Larionov is the first to admit Yakupov’s NHL career hasn’t gone the way he’s wanted. But he’s less interested in talking about the past than what a fresh start in Denver might mean.

“He could have taken a lot more money and gone back to Russia in the KHL. But he wants to show he belongs in the NHL. That’s why he is doing this,” Larionov said. “I think a team like Colorado will be good for him. He’s a young guy still and Colorado wants to get younger and faster. Maybe there will be less pressure on him than before. It’s up to him, obviously. But I think if the coaching staff really works with him, they will find he’s eager to learn and be better.”

Yakupov played under four coaches in four years with the Oilers. That did no favors to his development probably. And the Oilers probably did Yakupov no favors by rushing him into the NHL as an 18-year-old.

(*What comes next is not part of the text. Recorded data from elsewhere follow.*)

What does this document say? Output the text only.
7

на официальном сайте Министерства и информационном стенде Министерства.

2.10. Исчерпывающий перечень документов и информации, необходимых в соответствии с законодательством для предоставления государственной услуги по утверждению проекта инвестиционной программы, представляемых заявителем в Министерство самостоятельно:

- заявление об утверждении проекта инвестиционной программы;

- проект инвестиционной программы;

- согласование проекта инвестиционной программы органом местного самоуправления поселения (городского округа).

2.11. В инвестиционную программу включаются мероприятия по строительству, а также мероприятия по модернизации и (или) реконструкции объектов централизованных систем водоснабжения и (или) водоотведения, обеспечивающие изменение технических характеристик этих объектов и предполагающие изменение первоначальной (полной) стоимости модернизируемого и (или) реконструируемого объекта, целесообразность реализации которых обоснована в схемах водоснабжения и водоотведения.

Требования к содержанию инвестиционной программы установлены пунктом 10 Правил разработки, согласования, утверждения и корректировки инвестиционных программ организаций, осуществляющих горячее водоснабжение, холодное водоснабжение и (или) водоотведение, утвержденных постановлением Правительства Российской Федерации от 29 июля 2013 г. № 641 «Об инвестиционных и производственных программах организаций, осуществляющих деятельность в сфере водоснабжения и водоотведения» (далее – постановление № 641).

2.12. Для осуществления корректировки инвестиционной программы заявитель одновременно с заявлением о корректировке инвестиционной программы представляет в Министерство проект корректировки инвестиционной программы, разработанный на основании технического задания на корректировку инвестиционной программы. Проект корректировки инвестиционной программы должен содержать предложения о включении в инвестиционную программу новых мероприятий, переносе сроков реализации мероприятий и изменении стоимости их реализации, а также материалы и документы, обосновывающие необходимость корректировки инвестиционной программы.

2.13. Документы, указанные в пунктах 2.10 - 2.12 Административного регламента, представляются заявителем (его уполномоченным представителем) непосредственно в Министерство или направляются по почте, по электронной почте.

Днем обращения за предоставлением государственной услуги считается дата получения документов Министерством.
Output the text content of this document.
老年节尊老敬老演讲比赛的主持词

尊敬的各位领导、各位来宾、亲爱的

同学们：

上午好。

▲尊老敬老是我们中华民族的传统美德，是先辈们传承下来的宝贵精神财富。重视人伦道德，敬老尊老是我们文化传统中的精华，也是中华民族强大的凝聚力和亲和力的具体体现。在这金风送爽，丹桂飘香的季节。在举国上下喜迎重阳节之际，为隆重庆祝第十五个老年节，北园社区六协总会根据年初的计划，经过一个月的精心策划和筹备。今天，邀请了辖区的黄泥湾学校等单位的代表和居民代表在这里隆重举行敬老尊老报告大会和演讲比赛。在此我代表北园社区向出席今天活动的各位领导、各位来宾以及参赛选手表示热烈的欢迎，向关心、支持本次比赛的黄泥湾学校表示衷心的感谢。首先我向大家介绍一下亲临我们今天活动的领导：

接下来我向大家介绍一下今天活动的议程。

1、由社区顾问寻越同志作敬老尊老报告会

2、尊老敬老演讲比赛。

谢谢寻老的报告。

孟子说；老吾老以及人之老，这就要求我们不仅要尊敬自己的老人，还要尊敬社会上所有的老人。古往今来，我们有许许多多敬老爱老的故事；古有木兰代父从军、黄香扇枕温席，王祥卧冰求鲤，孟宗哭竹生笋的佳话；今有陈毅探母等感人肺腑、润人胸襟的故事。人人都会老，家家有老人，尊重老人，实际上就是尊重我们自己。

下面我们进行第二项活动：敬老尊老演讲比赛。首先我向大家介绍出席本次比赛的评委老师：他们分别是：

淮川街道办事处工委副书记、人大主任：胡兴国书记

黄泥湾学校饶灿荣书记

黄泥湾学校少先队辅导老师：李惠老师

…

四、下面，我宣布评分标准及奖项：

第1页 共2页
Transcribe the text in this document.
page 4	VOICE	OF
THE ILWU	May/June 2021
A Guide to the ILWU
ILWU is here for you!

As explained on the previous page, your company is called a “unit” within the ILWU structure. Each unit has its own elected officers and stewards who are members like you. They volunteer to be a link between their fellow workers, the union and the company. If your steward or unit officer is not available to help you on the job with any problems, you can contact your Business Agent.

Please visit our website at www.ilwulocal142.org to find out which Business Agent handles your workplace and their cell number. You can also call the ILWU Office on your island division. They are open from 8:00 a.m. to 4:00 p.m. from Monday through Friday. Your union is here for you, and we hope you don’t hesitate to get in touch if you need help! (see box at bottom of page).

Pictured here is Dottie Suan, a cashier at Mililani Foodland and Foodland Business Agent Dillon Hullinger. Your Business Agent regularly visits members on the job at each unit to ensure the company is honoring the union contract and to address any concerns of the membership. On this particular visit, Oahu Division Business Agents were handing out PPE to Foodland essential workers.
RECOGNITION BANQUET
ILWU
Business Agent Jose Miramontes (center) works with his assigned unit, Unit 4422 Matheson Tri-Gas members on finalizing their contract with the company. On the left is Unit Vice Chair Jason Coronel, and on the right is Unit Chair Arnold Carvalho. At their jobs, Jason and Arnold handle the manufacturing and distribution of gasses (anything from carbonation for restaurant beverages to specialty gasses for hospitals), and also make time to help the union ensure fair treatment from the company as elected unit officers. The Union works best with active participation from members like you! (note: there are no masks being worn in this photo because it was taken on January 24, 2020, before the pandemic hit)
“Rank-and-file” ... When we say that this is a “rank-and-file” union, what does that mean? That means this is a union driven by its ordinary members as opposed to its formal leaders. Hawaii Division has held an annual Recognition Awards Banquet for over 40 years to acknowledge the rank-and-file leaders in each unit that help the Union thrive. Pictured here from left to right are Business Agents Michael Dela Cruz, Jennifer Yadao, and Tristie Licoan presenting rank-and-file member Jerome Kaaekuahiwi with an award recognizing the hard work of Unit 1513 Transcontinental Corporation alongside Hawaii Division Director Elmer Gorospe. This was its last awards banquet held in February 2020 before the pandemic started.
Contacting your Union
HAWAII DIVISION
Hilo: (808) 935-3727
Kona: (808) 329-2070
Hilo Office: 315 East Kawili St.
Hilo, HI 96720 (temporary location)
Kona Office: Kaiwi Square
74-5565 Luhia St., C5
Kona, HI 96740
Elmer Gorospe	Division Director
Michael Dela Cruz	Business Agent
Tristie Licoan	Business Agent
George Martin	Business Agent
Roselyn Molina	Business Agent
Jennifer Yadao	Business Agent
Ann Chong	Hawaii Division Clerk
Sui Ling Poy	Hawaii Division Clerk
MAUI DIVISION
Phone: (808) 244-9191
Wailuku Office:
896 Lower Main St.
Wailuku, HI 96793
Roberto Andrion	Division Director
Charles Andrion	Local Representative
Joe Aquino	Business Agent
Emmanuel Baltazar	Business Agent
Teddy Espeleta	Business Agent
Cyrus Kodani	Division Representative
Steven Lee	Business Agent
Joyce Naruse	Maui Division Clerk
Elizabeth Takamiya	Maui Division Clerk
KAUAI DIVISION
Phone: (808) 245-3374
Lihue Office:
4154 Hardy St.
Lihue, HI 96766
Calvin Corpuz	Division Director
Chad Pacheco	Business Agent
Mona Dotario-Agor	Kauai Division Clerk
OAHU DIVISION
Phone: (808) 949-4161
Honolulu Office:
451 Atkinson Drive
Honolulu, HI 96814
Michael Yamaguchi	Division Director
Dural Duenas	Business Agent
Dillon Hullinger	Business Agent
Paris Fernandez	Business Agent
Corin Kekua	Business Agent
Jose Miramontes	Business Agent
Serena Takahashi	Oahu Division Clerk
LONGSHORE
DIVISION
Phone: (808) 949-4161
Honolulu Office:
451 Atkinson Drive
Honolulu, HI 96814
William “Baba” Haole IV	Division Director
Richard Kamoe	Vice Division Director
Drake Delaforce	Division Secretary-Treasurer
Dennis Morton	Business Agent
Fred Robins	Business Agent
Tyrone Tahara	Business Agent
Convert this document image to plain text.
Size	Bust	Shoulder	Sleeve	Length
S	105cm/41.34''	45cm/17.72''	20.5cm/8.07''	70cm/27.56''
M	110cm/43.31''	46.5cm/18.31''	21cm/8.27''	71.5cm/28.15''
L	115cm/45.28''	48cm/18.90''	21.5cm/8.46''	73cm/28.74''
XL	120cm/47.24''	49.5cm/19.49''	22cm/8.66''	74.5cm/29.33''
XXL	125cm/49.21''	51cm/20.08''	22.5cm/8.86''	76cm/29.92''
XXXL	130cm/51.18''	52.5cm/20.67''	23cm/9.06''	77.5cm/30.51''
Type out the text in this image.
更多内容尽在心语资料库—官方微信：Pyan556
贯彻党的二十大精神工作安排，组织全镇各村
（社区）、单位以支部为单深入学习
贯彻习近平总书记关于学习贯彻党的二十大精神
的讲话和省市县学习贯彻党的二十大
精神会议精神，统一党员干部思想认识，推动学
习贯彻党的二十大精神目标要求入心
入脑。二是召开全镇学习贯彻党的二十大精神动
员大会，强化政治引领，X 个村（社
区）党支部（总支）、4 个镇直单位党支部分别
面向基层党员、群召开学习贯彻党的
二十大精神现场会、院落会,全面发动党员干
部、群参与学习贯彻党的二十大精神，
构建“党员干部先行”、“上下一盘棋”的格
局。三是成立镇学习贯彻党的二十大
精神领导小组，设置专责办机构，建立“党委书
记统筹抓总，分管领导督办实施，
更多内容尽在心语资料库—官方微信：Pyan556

He had 17 goals and 31 points in 48 games of the lockout-shortened 2012-13 season, but scored only 25 goals in 144 combined games of the next two seasons, with a combined minus-68. The Oilers’ defense and goaltending was brutal back then, so nobody had any good plus-minus numbers.

But the Oilers lost patience with his progress following another mediocre season in 2015-16 (eight goals, 23 points in 60 games) and shipped him off to St. Louis. The Blues said all the “He’s worth the risk, we’ll fix him” kinds of things the Avs might be saying now, but Yakupov quickly became buried in the lineups of coaches Ken Hitchcock and Mike Yeo, playing just 40 games, with a measly three goals and six assists. He was a healthy scratch throughout the playoffs.

Now, it’s the Avs’ turn to try and turn Yakupov into a player.

“I know Nail will work very hard to hopefully make that happen,” Larionov said. “That much I know.”